A different quote from the story that also helps support the thesis statement
and gives an example of a figurative language using a metaphor is, “And if he once
more had to compete with those perpetual prisoners in forming judgments about
those shadows while his vision was still dim, before his eyes had recovered, and if
the time needed for getting accustomed were not at all short, wouldn’t he be the
source of laughter…” This quote supports the thesis statement because the prisoner
that got out of the cave was able to see that his perfect illusions were not all that
perfect; he got to see what truth and reality was. As for the other prisoners, they
were still caught in shadows which are perfect illusions to them, but if they too were
exposed to reality they would also know the truth and not make him the source of
laughter.
Plato has one main style of writing. He uses imagery in order to help the
reader understand the story better. For example: “Next, then, I said, make an image
of our nature in its education and want of education, likening it to a condition of the
following kind. See human beings as though they were in an underground cave
dwelling with its entrance, a lone one, open to the light across the whole width of the
cave.
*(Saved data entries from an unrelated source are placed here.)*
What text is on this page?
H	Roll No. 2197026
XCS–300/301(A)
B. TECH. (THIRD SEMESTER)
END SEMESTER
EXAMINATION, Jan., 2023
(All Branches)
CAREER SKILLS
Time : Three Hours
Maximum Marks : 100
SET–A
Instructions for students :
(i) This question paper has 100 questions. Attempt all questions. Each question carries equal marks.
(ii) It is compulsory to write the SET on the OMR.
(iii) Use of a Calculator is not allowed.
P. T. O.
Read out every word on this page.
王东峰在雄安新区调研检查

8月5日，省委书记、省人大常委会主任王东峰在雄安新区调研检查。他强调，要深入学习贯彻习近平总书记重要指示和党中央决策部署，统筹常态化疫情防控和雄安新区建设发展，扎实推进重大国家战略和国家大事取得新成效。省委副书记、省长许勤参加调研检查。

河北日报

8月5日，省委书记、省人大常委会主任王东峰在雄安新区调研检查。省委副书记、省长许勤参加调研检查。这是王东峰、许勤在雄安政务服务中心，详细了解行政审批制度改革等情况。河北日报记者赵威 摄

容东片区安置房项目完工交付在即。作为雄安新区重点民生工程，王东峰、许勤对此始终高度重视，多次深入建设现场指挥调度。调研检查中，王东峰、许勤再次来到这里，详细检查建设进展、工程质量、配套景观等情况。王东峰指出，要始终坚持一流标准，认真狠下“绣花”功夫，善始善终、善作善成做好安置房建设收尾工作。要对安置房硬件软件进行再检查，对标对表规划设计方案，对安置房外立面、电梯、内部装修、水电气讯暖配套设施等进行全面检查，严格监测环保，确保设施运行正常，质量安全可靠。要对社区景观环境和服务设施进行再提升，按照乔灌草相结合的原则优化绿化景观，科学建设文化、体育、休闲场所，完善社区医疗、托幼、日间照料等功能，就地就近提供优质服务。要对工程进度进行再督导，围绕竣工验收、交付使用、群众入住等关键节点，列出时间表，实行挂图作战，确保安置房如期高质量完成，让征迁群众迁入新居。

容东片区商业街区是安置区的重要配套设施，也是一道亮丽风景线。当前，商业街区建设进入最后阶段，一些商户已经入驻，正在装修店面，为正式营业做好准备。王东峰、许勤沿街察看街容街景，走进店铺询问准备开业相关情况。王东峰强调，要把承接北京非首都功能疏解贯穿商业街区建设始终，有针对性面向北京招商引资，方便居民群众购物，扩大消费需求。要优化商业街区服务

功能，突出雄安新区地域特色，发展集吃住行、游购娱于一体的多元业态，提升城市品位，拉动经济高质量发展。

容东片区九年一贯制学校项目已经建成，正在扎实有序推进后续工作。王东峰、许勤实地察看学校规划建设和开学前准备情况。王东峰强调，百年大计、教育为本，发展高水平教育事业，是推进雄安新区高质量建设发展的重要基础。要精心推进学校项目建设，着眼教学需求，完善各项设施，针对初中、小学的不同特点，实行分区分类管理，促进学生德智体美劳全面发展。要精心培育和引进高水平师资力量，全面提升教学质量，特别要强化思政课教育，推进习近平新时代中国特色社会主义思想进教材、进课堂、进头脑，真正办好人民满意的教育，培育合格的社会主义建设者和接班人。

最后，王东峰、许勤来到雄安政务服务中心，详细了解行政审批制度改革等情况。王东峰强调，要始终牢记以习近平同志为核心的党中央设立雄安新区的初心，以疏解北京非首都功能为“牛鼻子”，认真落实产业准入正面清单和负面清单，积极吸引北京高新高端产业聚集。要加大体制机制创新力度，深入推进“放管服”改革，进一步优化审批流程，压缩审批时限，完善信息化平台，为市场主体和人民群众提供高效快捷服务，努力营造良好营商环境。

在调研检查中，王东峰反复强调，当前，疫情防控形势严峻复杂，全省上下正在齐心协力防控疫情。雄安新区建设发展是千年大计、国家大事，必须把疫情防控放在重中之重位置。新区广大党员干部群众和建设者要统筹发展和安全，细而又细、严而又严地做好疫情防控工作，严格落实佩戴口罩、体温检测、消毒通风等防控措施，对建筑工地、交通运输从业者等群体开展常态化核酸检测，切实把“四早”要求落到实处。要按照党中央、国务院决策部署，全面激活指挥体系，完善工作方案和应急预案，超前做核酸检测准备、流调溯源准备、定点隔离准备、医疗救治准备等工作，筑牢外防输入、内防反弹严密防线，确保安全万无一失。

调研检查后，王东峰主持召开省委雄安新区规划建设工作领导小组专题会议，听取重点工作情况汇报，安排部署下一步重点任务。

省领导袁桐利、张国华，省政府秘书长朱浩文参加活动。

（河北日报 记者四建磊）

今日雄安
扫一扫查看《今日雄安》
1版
They are in it from childhood with their legs and necks in bonds so that they
are fixed, seeing only in front of them, unable because of the bond to turn their
heads all the way around…” This was the first paragraph written in “The Allegory of
the Cave,” as you can see visual imagery is used and is commonly used through out
the whole story. Plato uses hyperbole’s several times. In fact a reader might find
themselves reading pure hyperbole’s while going through his writings. For example,
Plato said: “You are like a man who is afraid of the many and in your not wanting to
seem to command useless studies. It’s scarcely an ordinary thing, rather it’s hard, to
trust that these studies a certain instrument of everyone’s soul- on that is destroyed
and blinded by other practices- is purified and rekindled, an instrument more
important to save than ten thousand eyes. For with it alone is truth seen. To those
who share your opinion about this, what you say will seem indescribably good, while
all those who have had no awareness at all of it can be expected to believe you are
talking nonsense.” Here Plato is saying that in studies many people opinions come
together and end up being full of information. However, instead of just simply saying
that he adds so many dramatizations in which the reader will believe a simple
sentence is extremely symbolic and heavenly.